Let’s face it: By today’s standards the old Krain Tavern was a damned dump!
I tugged at my uncle’s sleeve and when he bent down I whispered in his ear, “I don’t think I’m supposed to be in here!” He laughed and messed my hair.
Someone jumped off one of the bar stools, picked me up and sat me on it. His face was a bit scruffy from a three-day beard and he looked down at me, directly into my eyes, and asked, “How you doin’, Big Guy?”
I was too dumbfounded to speak.
Anyway, over the years there have been some major renovations and, today, the place is at least three times the size of the original tavern. The current owner is Andy Hatch. His mother and her deceased husband, Glenn, are largely responsible for its newest reincarnation as a family restaurant that serves ample helpings of tasty, straight-ahead, all-American, reasonably priced food.

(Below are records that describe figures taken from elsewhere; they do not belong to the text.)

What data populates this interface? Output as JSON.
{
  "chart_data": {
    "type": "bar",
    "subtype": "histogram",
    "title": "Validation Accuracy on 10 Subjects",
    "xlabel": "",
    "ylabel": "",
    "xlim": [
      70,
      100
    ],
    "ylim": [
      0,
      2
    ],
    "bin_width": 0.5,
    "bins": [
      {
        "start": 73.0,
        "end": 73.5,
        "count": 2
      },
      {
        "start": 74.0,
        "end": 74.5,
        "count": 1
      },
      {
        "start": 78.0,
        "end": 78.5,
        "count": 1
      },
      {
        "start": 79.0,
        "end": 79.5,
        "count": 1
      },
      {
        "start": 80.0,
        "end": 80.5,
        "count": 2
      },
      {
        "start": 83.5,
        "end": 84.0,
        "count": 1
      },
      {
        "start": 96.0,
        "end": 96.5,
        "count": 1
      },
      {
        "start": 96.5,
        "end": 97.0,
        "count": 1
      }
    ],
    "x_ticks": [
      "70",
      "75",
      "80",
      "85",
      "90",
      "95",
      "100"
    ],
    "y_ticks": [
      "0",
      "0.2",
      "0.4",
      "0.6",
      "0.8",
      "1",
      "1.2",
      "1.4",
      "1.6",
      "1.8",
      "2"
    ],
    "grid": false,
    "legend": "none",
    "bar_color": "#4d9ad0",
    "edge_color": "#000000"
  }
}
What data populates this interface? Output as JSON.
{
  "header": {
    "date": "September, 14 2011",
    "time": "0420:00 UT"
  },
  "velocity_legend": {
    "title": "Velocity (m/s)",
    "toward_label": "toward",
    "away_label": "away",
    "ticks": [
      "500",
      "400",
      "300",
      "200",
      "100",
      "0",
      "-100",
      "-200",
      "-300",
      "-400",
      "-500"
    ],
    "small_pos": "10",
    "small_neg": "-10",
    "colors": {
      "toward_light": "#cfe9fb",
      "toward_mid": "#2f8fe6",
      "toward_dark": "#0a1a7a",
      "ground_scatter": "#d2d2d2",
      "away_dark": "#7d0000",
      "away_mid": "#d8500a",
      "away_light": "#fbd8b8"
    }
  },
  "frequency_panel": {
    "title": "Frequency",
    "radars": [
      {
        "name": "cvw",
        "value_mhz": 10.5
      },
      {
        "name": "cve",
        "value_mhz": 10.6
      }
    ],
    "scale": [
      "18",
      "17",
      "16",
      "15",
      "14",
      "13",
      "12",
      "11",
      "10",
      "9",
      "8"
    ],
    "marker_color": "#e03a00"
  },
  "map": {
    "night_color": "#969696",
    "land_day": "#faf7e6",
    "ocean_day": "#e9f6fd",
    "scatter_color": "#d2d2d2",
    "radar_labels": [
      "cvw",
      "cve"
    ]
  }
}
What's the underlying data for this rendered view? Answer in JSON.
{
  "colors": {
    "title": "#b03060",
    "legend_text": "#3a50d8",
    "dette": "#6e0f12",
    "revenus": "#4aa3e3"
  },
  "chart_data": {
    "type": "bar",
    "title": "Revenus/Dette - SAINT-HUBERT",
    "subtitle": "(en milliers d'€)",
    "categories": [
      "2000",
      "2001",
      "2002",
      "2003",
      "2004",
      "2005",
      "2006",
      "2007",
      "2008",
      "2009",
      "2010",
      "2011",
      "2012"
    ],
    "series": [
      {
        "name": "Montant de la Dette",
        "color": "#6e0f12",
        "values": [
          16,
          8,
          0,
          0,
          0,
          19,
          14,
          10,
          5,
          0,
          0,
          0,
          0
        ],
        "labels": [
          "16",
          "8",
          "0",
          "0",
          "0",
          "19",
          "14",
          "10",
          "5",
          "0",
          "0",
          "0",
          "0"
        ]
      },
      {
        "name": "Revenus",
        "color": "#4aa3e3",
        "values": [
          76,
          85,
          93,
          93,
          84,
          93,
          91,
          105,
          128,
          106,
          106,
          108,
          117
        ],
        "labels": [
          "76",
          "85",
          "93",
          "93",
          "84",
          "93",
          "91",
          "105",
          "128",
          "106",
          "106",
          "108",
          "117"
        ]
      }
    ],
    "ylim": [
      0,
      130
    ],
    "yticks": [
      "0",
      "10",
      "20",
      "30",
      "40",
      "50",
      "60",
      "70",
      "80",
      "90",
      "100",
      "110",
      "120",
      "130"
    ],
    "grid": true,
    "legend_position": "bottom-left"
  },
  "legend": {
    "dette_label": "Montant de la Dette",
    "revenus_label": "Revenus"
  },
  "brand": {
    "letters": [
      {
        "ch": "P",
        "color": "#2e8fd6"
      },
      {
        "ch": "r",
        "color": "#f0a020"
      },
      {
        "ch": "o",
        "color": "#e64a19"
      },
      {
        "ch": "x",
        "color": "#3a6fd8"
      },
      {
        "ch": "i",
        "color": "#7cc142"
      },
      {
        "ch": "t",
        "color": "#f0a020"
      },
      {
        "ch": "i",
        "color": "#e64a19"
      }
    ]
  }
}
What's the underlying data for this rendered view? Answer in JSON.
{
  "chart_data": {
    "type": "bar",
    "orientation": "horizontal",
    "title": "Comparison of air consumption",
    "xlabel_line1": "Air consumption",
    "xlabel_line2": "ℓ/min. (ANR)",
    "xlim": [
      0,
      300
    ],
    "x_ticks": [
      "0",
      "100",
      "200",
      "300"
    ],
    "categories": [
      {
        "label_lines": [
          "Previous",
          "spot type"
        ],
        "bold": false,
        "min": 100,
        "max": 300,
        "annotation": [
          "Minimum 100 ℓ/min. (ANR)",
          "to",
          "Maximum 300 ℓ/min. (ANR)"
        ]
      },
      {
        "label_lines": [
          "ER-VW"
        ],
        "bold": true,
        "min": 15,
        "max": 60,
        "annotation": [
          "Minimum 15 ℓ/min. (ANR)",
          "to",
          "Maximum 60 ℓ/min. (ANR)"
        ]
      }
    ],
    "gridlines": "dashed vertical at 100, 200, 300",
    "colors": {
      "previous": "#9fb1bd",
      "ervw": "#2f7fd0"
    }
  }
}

One evening several months ago I stopped by for a veggie wrap. As I sat there enjoying my sandwich, my mind wandered back to the old tavern and my first visit. And while drifting about in such nostalgia, I noticed this fellow ambling across the room toward me. He was a casual acquaintance; that is, we’d talked a few times in the last year but I couldn’t remember his name. His face was a bit scruffy from a three-day beard and he looked down at me, directly into my eyes, and asked, “How you doin’, Big Guy?”
Yep, that’s exactly what he said. I was too dumbfounded to speak.